We've definitely had our own share of problems. Most of the developers are Chinese, and often we'll have developers/construction companies starting work and then "going under", just to be replaced by another in a weird shell game. Our current future-tallest building topped out in 2024 but has just been sitting in limbo unfinished for 2 years while they try and find a company who can actually last to the end. We also have a couple insanely valuable surface parking lots in the CBD, one of which is planned to be a Ritz Carlton and maybe the new tallest in Auckland/NZ once they're done slap fighting with the neighbouring Sky Tower.

From my understanding Wellington (aside from having no money from all the government layoffs), is more concerned with making sure the existing buildings don't get flattened by earthquakes, and demolishing a lot of ones that have been found to be structurally unsound, something Christchurch unfortunately learned the hard way. Probably should have thought of that before building a city directly on a major fault line.
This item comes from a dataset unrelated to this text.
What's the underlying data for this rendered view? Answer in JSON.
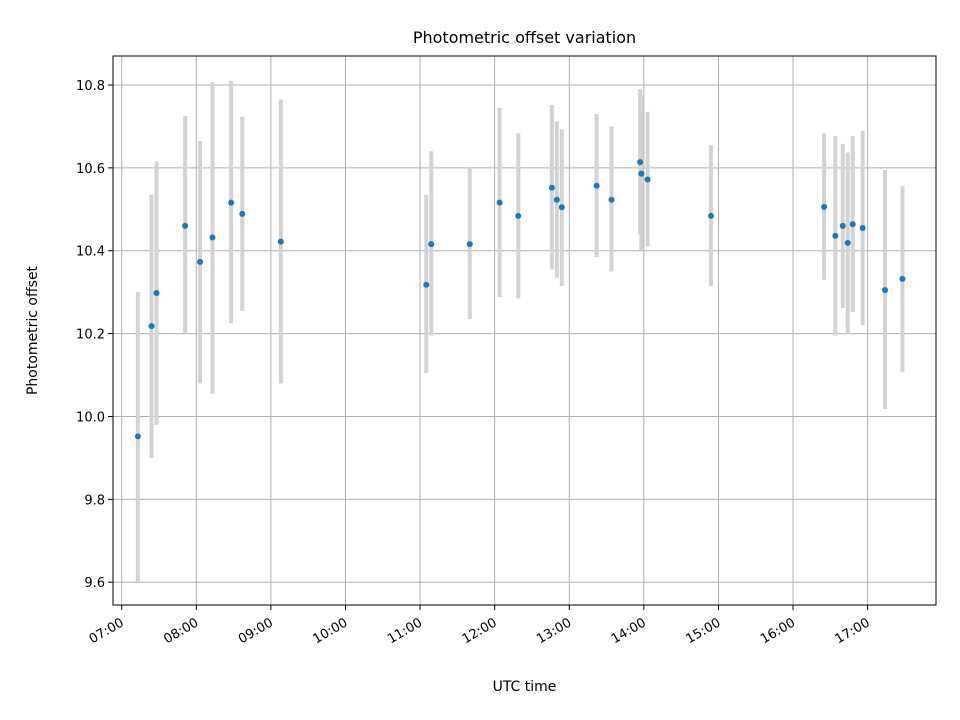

...yikes! Was hoping for greener grass here. But thanks for sharing that though. /bows
 
A Civic and a Bentley are both cars. What's the point of this comparison?
I looked it up and you are absolutely correct yet again.

They are both cars.
 
Toronto can and has done buildings of New York quality (and better) as well!
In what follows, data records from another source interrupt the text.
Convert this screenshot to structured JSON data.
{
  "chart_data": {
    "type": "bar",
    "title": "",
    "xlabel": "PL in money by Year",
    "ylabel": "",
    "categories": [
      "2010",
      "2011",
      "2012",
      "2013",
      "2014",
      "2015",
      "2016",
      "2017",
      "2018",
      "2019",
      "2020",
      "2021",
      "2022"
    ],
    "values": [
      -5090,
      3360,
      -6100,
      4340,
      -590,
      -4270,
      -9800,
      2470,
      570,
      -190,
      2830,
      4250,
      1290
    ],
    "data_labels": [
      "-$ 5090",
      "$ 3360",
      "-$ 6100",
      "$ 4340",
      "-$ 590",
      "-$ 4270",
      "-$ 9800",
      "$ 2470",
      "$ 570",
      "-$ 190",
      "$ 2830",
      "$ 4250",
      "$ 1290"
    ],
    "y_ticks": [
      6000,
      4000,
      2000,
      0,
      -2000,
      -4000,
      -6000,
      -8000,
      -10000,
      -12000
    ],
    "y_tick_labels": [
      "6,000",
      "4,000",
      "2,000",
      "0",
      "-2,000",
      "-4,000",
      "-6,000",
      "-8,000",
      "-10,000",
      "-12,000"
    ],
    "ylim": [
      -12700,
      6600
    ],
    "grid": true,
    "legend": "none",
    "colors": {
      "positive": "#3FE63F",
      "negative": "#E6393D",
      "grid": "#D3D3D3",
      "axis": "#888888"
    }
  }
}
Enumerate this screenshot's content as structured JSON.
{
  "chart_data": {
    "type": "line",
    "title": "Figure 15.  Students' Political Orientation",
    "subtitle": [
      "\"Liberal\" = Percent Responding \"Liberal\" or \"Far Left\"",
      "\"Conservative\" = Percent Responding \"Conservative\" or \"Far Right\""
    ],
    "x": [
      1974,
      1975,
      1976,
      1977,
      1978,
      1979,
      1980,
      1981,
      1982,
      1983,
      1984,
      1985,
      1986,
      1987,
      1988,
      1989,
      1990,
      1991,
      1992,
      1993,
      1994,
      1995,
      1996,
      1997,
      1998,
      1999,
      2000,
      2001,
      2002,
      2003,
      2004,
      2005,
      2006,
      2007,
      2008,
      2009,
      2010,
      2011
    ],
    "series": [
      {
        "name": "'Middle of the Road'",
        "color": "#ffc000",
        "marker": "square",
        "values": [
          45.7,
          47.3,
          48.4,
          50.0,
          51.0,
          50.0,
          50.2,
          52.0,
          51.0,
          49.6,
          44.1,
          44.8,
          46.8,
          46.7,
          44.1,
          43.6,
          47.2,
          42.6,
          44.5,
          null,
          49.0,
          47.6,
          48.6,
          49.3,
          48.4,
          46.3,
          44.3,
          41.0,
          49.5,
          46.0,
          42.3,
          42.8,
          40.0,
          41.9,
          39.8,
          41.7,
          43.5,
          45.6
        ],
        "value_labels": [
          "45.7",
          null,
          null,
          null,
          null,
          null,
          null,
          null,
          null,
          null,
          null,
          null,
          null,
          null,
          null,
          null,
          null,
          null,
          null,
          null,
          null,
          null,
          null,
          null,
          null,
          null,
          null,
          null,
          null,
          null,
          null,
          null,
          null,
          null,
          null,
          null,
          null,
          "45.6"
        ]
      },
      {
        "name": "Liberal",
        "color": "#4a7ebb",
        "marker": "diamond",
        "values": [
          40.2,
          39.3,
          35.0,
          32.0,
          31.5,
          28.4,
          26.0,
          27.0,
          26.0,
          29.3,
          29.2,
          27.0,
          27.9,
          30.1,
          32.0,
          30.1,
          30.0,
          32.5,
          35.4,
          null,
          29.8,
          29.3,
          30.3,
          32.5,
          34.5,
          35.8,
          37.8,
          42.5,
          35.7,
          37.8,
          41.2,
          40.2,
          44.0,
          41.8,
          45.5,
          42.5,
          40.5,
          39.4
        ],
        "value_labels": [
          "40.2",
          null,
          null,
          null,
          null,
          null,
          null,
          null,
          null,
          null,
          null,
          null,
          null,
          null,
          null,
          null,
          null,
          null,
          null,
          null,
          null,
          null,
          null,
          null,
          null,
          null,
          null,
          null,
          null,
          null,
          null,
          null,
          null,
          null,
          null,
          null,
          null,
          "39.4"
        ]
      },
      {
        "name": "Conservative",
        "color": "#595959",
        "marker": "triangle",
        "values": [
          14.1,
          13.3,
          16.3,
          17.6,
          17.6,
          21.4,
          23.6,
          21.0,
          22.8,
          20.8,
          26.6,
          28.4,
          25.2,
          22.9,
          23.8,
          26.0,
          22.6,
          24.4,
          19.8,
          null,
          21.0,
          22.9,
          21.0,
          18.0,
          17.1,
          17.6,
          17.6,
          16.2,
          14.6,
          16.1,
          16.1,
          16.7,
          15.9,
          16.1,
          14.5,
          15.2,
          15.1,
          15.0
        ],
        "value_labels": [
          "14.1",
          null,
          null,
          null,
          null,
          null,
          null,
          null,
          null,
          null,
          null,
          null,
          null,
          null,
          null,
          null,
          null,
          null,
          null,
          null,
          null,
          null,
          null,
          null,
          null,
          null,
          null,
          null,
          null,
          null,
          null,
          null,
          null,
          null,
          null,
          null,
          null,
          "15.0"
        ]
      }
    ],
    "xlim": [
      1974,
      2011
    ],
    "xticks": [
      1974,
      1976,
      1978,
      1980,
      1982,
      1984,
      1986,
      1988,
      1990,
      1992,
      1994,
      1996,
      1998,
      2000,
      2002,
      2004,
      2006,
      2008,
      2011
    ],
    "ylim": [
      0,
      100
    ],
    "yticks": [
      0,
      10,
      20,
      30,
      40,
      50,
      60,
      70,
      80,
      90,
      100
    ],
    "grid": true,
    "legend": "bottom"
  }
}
I'm the first to defend Toronto architecture, most of which I find not worthy of all the condemnation it evokes (Toronto is all about utilitarian, not fancy), but there's nothing in Toronto nearly as nice as, say, 40 Wall St. or 70 Pine St., or Woolworth or GE, or ESB and Chrysler. And, personal taste, but I like most of NY's new skyscrapers as well, though I am undecided on the billionaire smokestacks, and dislike 1WTC, Hudson Yards, and a few others. That Torch thing looks preposterous.
 
I'm the first to defend Toronto architecture, most of which I find not worthy of all the condemnation it evokes (Toronto is all about utilitarian, not fancy), but there's nothing in Toronto nearly as nice as, say, 40 Wall St. or 70 Pine St., or Woolworth or GE, or ESB and Chrysler. And, personal taste, but I like most of NY's new skyscrapers as well, though I am undecided on the billionaire smokestacks, and dislike 1WTC, Hudson Yards, and a few others. That Torch thing looks preposterous.
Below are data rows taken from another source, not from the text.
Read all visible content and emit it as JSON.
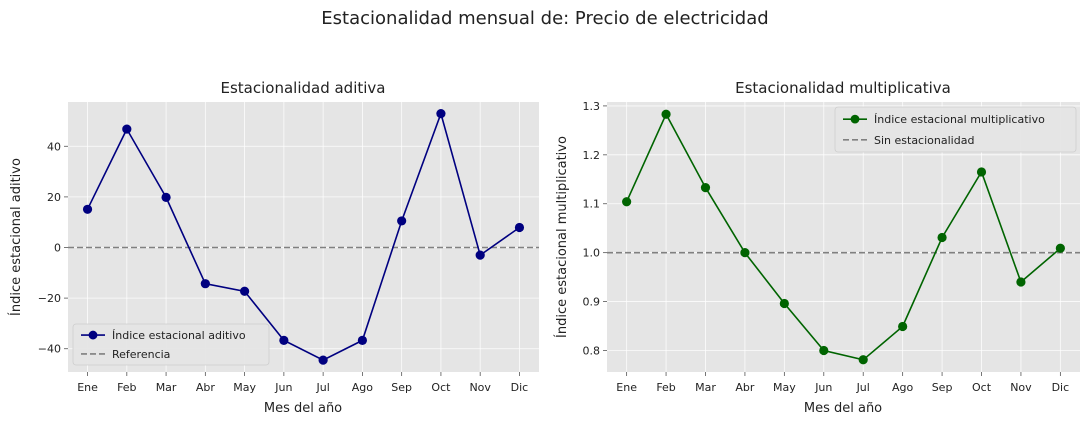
{
  "figure": {
    "suptitle": "Estacionalidad mensual de: Precio de electricidad"
  },
  "chart_data": [
    {
      "type": "line",
      "title": "Estacionalidad aditiva",
      "xlabel": "Mes del año",
      "ylabel": "Índice estacional aditivo",
      "categories": [
        "Ene",
        "Feb",
        "Mar",
        "Abr",
        "May",
        "Jun",
        "Jul",
        "Ago",
        "Sep",
        "Oct",
        "Nov",
        "Dic"
      ],
      "series": [
        {
          "name": "Índice estacional aditivo",
          "color": "#000080",
          "marker": "circle",
          "values": [
            15.1,
            46.8,
            19.8,
            -14.3,
            -17.3,
            -36.7,
            -44.5,
            -36.7,
            10.5,
            52.9,
            -3.0,
            7.9
          ]
        }
      ],
      "reference": {
        "name": "Referencia",
        "value": 0,
        "color": "#808080",
        "style": "dashed"
      },
      "ylim": [
        -49.2,
        57.5
      ],
      "yticks": [
        -40,
        -20,
        0,
        20,
        40
      ],
      "ytick_labels": [
        "−40",
        "−20",
        "0",
        "20",
        "40"
      ],
      "grid": true,
      "legend_position": "lower-left"
    },
    {
      "type": "line",
      "title": "Estacionalidad multiplicativa",
      "xlabel": "Mes del año",
      "ylabel": "Índice estacional multiplicativo",
      "categories": [
        "Ene",
        "Feb",
        "Mar",
        "Abr",
        "May",
        "Jun",
        "Jul",
        "Ago",
        "Sep",
        "Oct",
        "Nov",
        "Dic"
      ],
      "series": [
        {
          "name": "Índice estacional multiplicativo",
          "color": "#006400",
          "marker": "circle",
          "values": [
            1.104,
            1.283,
            1.133,
            1.0,
            0.896,
            0.8,
            0.781,
            0.849,
            1.031,
            1.165,
            0.94,
            1.009
          ]
        }
      ],
      "reference": {
        "name": "Sin estacionalidad",
        "value": 1.0,
        "color": "#808080",
        "style": "dashed"
      },
      "ylim": [
        0.756,
        1.308
      ],
      "yticks": [
        0.8,
        0.9,
        1.0,
        1.1,
        1.2,
        1.3
      ],
      "ytick_labels": [
        "0.8",
        "0.9",
        "1.0",
        "1.1",
        "1.2",
        "1.3"
      ],
      "grid": true,
      "legend_position": "top-right"
    }
  ]
}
I agree with you that NYC as a whole is on another level, but most of that quality comes from 1. Larger share of AAA office towers and 2. the fact that NYC started booming as early as the 1880s and therefore has a richer profile of historical buildings mixed in with the new. Toronto only surpassed Montreal in the 1960s-70s as Canada' #1 metropolis, so it's not a fair comparison to begin with. But if you compare our top list of buildings built after 2000 and theirs, we can certainly see Toronto has closed the gap.

My concern with Toronto is that we're always comparing ourselves to NYC, and in the process, basically copied their public realm (which is just soulless grey concrete sidewalks with no trees), and we think it's okay. It's not. What makes it worse is that our main roads are often narrower and we've done a poor job making the sidewalks more walkable.